Why I blog? I've said it before, but I guess it's always good to remember-- I read a huge number of books. The blog helps me remember and gives my students a way to make sure I am doing my job. My hope is that teachers and librarians who don't have time to read as many books will use my blog as a tool to know more about books than they do, and perhaps introduce them to some good books they can then use with their children.

But wouldn't it be nice to be on the cover of School Library Journal? Congratulations to the bloggers who are. The more good people we have commenting on books, the easier it is for the rest of us to keep on top of the huge number of new books that are coming out.

Wolfson's Cold Hands, Warm Heart

Wolfson's new book will be wonderful to have in February, when all the 7th graders want depressing fiction. You think you have it bad? At least you are not Amanda, a young gymnast who dies of a head injury sustained during a meet. And you're not Dani, who was born with her heart on the wrong side of her body and struggles just to have enough energy and breath to get through the day. Fortunately for Dani, she gets a heart transplant which improves her health greatly. Unfortunately, Amanda's family is still reeling from her death, but her brother Tyler reaches out to the transplant recipients in letters. This was a good, realistic portrayal of both the recipients and the donor family, and was very touching. Like Koss' Side Effects, it seemed realistic and not overly sentimental. This author's What I Call Life is also very good. Warning: A couple gratuitous uses of the f-word, but since this novel has so much to recommend it, I will buy it anyway.

Michelle Cooper's A Brief History of Montmaray read like... something I've read before. Phyllis Whitney? Rumer Godden's Greengage Summer? Very intriguing and atmospheric. Sophie FitzOsborne lives on the small island of Montmaray, a kingdom off the coast of Spain, with her mad uncle, the king, her cousin, younger sister, and housekeeper. The family is quickly running out of money, and life on the island is becoming untenable. Sophie would like to go have her debut in London, but doesn't want to leave the island. However, World War II is starting to cause difficulties, and German soldiers land on the island, complicating things even further. This had an overwhelming feeling of place and time that the reader knows is absolutely doomed. Shades of Brideshead Revisited? This would make a fabulous BBC television program. That said, I can't really think of any students to whom I would hand this.

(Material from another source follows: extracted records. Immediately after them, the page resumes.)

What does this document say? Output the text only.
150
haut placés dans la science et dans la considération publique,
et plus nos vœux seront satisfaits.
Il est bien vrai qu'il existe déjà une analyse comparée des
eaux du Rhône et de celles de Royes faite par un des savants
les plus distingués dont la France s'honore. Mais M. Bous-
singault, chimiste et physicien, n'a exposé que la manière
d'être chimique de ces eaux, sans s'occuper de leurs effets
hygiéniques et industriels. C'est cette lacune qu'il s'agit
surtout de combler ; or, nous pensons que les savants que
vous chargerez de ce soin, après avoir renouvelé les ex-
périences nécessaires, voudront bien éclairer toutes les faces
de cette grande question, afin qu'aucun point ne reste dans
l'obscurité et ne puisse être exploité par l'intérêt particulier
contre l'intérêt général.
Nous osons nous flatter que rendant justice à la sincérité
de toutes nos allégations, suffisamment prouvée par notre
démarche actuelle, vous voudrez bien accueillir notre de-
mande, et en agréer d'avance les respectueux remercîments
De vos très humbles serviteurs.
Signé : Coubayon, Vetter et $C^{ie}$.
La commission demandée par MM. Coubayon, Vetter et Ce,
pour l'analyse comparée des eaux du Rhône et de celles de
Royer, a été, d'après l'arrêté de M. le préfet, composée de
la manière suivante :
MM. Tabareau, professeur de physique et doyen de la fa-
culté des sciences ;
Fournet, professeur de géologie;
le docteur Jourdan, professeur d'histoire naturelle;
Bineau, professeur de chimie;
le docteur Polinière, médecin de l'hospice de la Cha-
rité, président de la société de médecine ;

On the flip side is John Ford's The Morgue and Me. Decent noir mystery, lots of action, but just wasn't absorbing to me. (From the publisher: "Eighteen-year-old Christopher, who plans to be a spy, learns of a murder cover-up through his summer job as a morgue assistant and teams up with Tina, a gorgeous newspaper reporter, to investigate, despite great danger.") However, the cover and title are fabulous, young adult mysteries are really hard to find, so this will be popular. Nothing really objectionable; a tiny bit racy, but in a way that will make students enjoy it.

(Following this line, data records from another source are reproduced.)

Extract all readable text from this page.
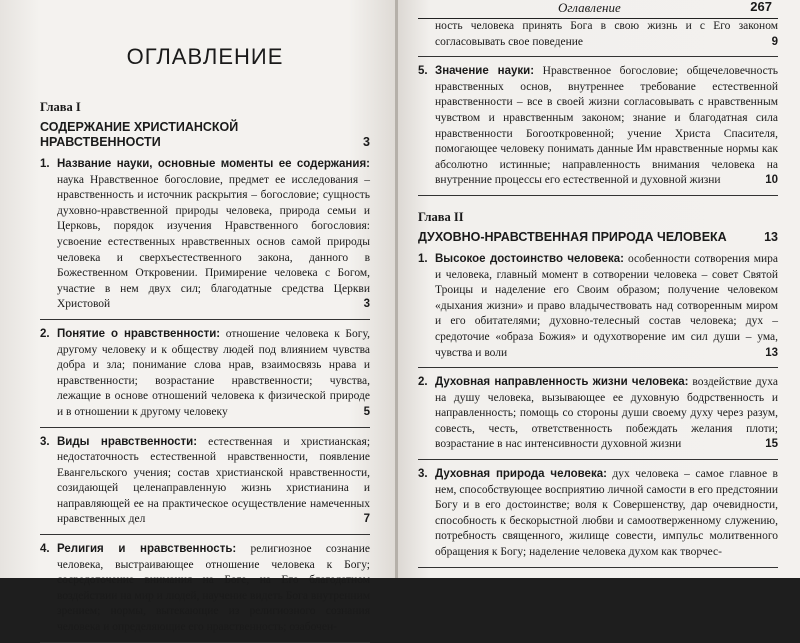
ОГЛАВЛЕНИЕ
Глава I
СОДЕРЖАНИЕ ХРИСТИАНСКОЙ НРАВСТВЕННОСТИ	3
1. Название науки, основные моменты ее содержания: наука Нравственное богословие, предмет ее исследования – нравственность и источник раскрытия – богословие; сущность духовно-нравственной природы человека, природа семьи и Церковь, порядок изучения Нравственного богословия: усвоение естественных нравственных основ самой природы человека и сверхъестественного закона, данного в Божественном Откровении. Примирение человека с Богом, участие в нем двух сил; благодатные средства Церкви Христовой	3
2. Понятие о нравственности: отношение человека к Богу, другому человеку и к обществу людей под влиянием чувства добра и зла; понимание слова нрав, взаимосвязь нрава и нравственности; возрастание нравственности; чувства, лежащие в основе отношений человека к физической природе и в отношении к другому человеку	5
3. Виды нравственности: естественная и христианская; недостаточность естественной нравственности, появление Евангельского учения; состав христианской нравственности, созидающей целенаправленную жизнь христианина и направляющей ее на практическое осуществление намеченных нравственных дел	7
4. Религия и нравственность: религиозное сознание человека, выстраивающее отношение человека к Богу; сосредоточение внимания на Боге, на Его благодатном воздействии на мир и людей, научение видеть Бога внутренним зрением; нормы, вытекающие из религиозного сознания человека и определяющие его нравственность; озабочен-
Оглавление	267
ность человека принять Бога в свою жизнь и с Его законом согласовывать свое поведение	9
5. Значение науки: Нравственное богословие; общечеловечность нравственных основ, внутреннее требование естественной нравственности – все в своей жизни согласовывать с нравственным чувством и нравственным законом; знание и благодатная сила нравственности Богооткровенной; учение Христа Спасителя, помогающее человеку понимать данные Им нравственные нормы как абсолютно истинные; направленность внимания человека на внутренние процессы его естественной и духовной жизни	10
Глава II
ДУХОВНО-НРАВСТВЕННАЯ ПРИРОДА ЧЕЛОВЕКА	13
1. Высокое достоинство человека: особенности сотворения мира и человека, главный момент в сотворении человека – совет Святой Троицы и наделение его Своим образом; получение человеком «дыхания жизни» и право владычествовать над сотворенным миром и его обитателями; духовно-телесный состав человека; дух – средоточие «образа Божия» и одухотворение им сил души – ума, чувства и воли	13
2. Духовная направленность жизни человека: воздействие духа на душу человека, вызывающее ее духовную бодрственность и направленность; помощь со стороны души своему духу через разум, совесть, честь, ответственность побеждать желания плоти; возрастание в нас интенсивности духовной жизни	15
3. Духовная природа человека: дух человека – самое главное в нем, способствующее восприятию личной самости в его предстоянии Богу и в его достоинстве; воля к Совершенству, дар очевидности, способность к бескорыстной любви и самоотверженному служению, потребность священного, жилище совести, импульс молитвенного обращения к Богу; наделение человека духом как творчес-
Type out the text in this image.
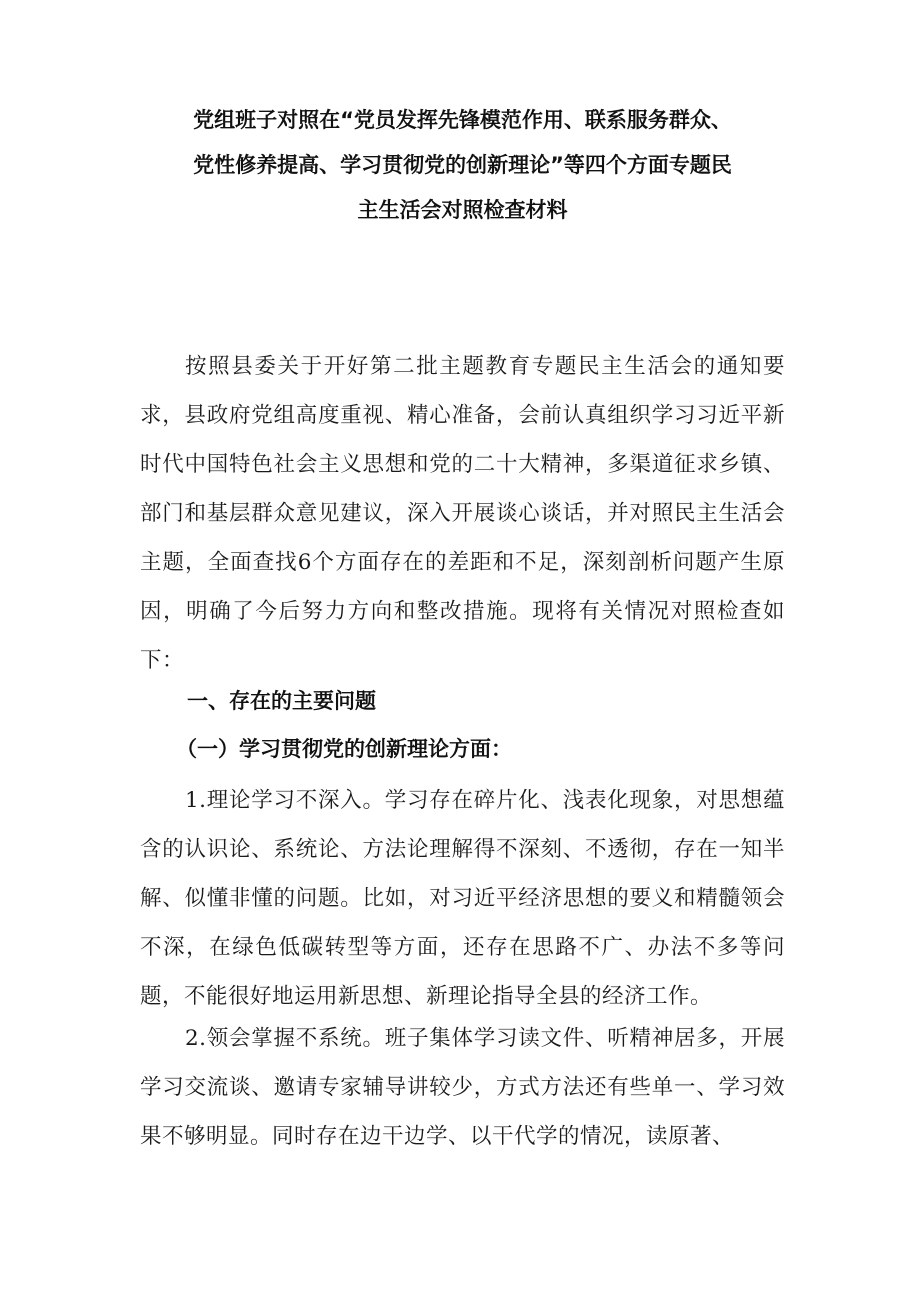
党组班子对照在“党员发挥先锋模范作用、联系服务群众、
党性修养提高、学习贯彻党的创新理论”等四个方面专题民
主生活会对照检查材料

按照县委关于开好第二批主题教育专题民主生活会的通知要求，县政府党组高度重视、精心准备，会前认真组织学习习近平新时代中国特色社会主义思想和党的二十大精神，多渠道征求乡镇、部门和基层群众意见建议，深入开展谈心谈话，并对照民主生活会主题，全面查找6个方面存在的差距和不足，深刻剖析问题产生原因，明确了今后努力方向和整改措施。现将有关情况对照检查如下：

一、存在的主要问题
（一）学习贯彻党的创新理论方面：

1.理论学习不深入。学习存在碎片化、浅表化现象，对思想蕴含的认识论、系统论、方法论理解得不深刻、不透彻，存在一知半解、似懂非懂的问题。比如，对习近平经济思想的要义和精髓领会不深，在绿色低碳转型等方面，还存在思路不广、办法不多等问题，不能很好地运用新思想、新理论指导全县的经济工作。

2.领会掌握不系统。班子集体学习读文件、听精神居多，开展学习交流谈、邀请专家辅导讲较少，方式方法还有些单一、学习效果不够明显。同时存在边干边学、以干代学的情况，读原著、
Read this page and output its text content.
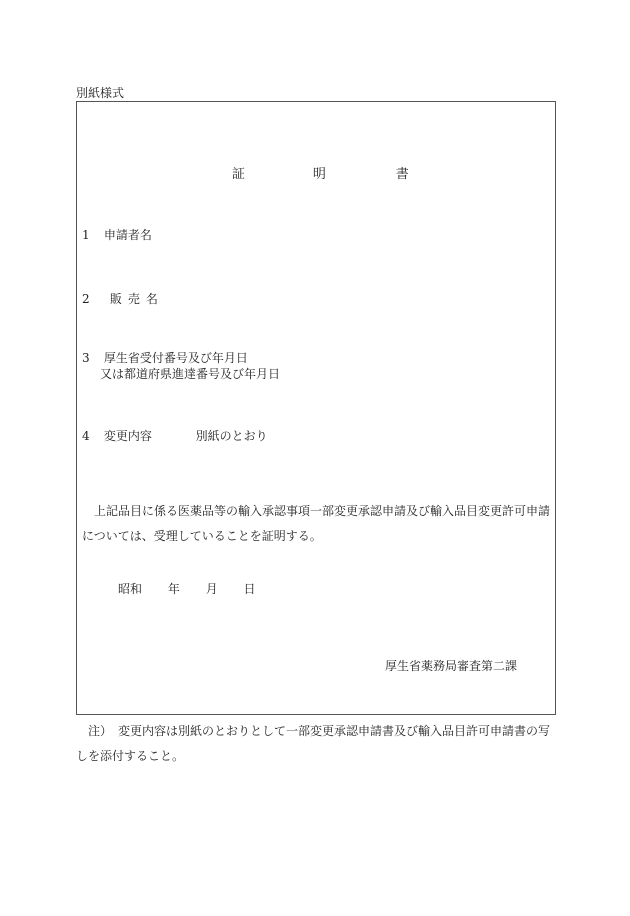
別紙様式
証	明	書
1 申請者名
2 販 売 名
3 厚生省受付番号及び年月日
又は都道府県進達番号及び年月日
4 変更内容	別紙のとおり
上記品目に係る医薬品等の輸入承認事項一部変更承認申請及び輸入品目変更許可申請
については、受理していることを証明する。
昭和 年 月 日
厚生省薬務局審査第二課
注）　変更内容は別紙のとおりとして一部変更承認申請書及び輸入品目許可申請書の写
しを添付すること。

A lot of the titles I have come across lately strike me as more interesting to high school students. Good stuff, just don't think that any of my students would get into it. Can't explain why, which is bothering me. One example is Claire Zulkey's An Off Year, which has a fabulous cover. Great story, too-- Cecily gets to college and decides that she's just not staying, so she goes home to try to figure out what to do with her life. Perhaps it's just that middle schoolers aren't thinking quite that far ahead yet. Reading about surviving high school is something they like. This is my philosophical pondering for the day.